A Los Angeles jury has awarded $103 million in damages to former Liberty Mutual senior claims manager Joy Slagel, capping a long-running wrongful termination dispute that earlier survived summary judgment after a California appellate court found triable issues of age and disability bias, retaliation and pretext.
The punitive phase verdict Friday followed a multi-week trial in which jurors unanimously found Liberty Mutual acted with malice or oppression in firing Ms. Slagel, a 30-year employee who handled major accounts including Disney, according to documents in Slagel v. Liberty Mutual.
The case stems from Ms. Slagel’s 2016 termination, which Liberty Mutual said was prompted by alleged dishonesty and falsification of records tied to a disputed social media investigation for the Disney workers compensation account.
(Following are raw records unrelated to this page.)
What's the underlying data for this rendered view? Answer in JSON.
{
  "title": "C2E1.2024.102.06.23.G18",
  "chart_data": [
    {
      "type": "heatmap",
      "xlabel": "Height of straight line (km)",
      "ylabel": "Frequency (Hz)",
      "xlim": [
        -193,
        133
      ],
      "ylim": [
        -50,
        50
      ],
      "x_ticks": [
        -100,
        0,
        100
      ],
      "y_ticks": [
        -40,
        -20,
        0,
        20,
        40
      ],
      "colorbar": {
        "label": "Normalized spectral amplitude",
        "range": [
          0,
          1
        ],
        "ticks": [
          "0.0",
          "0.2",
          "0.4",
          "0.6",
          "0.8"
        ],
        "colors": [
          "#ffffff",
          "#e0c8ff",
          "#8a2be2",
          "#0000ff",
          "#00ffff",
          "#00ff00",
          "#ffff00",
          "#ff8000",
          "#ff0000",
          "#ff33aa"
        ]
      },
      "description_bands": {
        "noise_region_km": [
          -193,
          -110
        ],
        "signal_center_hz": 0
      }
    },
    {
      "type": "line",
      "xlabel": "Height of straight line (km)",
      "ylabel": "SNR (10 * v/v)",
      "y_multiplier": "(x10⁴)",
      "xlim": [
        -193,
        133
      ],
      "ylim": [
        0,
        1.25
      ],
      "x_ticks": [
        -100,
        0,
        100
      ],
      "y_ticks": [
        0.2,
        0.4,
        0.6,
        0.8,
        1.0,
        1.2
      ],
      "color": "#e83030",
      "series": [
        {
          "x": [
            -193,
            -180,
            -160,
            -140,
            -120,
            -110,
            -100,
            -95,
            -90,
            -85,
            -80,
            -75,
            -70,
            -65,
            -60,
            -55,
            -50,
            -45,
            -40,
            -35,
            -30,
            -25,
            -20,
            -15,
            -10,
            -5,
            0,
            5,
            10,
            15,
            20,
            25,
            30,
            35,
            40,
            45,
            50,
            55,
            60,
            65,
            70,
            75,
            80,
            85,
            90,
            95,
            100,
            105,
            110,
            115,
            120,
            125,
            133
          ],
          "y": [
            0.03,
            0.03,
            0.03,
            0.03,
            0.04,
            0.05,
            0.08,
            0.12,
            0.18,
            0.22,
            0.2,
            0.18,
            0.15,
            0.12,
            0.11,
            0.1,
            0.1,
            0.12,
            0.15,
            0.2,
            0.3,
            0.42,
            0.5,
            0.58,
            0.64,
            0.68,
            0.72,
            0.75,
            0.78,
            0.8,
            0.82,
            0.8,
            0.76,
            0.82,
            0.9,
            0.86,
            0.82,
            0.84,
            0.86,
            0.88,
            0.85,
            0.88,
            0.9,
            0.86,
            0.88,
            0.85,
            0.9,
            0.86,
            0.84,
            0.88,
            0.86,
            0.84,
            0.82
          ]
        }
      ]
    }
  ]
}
According to court documents from a June 2023 California Court of Appeal ruling, Ms. Slagel maintained the issue was a misunderstanding — rooted in a supervisor’s earlier undocumented social media “check” — and argued management exploited the incident to push out long-tenured employees. She said she repeatedly complained that a new regional manager favored younger workers, imposed heavier workloads on older adjusters, and attempted to “get rid of” employees over 40, according to records.
The 2023 ruling revived most of Ms. Slagel’s claims, holding she had presented evidence that Liberty Mutual’s stated reason for termination could be viewed as pretextual. The panel noted her decades of positive reviews, the minor nature of the Disney incident, Liberty’s failure to interview a key witness, and the unusually severe disciplinary response. The court also found that a jury could decide whether a manager exhibiting age bias influenced HR personnel who formally approved the termination.
On remand, the matter proceeded to trial, culminating in the December damages award.
Liberty Mutual did not respond to a request for comment.